Of course there was also:

frustration at feeling ignored by a distant political class, hunger for any form of change, the promise of that extra £350m for the NHS, a decades-long diet of racism and immigrant-blaming from the right-wing press [and elites using] ...the twin evils of red tape and human rights legislation to position an undeserving other (women, ethnic minorities) as the real victims. Race is undoubtedly a factor. So, too, is gender. 

It all adds up when we consider that it was the over-65s who voted most clearly for Brexit, and that a majority of women in every category (except that one) opposed Brexit. All parties hold to the view that women are the main carers. 

Then the most convincing evidence:


I know my parents don’t believe their vote was harmful to women of my generation, nor would they have wished it to be. From their perspective, EU-endorsed feminist ideology and uncontrolled immigration robbed their only daughter of the traditional stay-at-home role I was born to have.

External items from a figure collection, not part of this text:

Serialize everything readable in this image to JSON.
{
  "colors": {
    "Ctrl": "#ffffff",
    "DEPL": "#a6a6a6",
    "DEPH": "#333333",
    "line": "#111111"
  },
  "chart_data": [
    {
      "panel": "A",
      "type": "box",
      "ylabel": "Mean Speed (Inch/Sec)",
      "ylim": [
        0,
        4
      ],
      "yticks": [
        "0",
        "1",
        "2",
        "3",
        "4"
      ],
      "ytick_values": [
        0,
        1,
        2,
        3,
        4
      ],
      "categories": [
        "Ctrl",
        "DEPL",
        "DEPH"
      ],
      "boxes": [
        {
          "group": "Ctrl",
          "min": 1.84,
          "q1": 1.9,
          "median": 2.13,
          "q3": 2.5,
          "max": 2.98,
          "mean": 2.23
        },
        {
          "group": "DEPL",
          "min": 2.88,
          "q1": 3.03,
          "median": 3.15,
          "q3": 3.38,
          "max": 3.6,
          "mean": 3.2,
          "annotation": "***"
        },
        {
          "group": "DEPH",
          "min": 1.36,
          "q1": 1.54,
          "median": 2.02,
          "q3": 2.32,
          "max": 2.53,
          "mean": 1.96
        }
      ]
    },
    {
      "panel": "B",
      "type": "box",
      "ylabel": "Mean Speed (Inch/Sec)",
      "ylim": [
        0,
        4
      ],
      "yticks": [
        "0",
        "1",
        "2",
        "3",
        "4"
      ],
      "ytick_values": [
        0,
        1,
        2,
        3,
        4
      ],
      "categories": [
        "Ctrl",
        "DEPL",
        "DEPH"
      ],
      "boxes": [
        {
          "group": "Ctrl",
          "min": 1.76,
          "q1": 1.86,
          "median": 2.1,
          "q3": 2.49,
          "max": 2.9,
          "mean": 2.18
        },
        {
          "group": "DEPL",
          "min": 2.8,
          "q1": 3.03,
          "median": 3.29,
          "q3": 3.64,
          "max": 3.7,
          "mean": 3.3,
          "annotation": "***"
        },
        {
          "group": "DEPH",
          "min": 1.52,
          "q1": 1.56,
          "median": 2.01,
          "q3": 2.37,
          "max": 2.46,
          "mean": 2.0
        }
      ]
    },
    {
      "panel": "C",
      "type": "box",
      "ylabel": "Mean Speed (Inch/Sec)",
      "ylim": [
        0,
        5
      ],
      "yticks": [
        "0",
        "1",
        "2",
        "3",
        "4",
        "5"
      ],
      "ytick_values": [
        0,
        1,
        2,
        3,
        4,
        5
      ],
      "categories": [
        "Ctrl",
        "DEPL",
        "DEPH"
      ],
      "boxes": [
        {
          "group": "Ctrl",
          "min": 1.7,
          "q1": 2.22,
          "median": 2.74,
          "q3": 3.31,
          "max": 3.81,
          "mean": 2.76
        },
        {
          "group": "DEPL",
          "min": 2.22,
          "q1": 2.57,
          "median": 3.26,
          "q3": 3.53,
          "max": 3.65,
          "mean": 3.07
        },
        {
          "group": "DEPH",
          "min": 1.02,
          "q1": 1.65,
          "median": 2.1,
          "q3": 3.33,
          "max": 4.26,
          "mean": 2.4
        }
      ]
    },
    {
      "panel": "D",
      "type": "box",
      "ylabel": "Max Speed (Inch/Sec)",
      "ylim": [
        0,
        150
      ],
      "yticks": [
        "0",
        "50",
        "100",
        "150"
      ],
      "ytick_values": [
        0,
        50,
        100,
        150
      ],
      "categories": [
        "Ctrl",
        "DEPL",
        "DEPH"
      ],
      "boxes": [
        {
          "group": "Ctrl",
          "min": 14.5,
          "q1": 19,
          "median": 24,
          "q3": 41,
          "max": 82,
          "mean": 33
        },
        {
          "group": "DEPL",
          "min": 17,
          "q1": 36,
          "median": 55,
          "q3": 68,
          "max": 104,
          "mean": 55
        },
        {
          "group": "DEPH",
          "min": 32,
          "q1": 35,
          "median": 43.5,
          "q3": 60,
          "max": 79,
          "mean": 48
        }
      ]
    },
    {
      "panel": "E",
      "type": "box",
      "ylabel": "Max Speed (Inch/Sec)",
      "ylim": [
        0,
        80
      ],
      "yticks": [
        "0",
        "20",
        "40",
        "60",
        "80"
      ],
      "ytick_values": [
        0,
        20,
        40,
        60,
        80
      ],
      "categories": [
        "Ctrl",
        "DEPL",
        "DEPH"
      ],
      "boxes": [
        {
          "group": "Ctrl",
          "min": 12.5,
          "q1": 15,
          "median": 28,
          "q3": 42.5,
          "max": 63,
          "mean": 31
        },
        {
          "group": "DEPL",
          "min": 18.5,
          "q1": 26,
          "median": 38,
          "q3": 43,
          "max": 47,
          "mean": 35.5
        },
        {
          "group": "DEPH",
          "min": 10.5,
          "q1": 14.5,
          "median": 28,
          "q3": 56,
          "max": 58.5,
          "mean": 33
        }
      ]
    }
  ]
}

And some indirect quotation (?) from somewhere unknown -- (parents again?) as a final condemnation of  'the deal patriarchy is offering'

We’ll all muck in! It’ll be like the war! Only we won’t be sending men to the front line, just women back to the kitchen! I can’t wait!
I wonder what has fuelled this rant the most -- the personal Oedipal conflict with parents, generalized into a hatred of Brexiteers, especially the over-65s, or a considered case about the EU's role in promoting gender equality?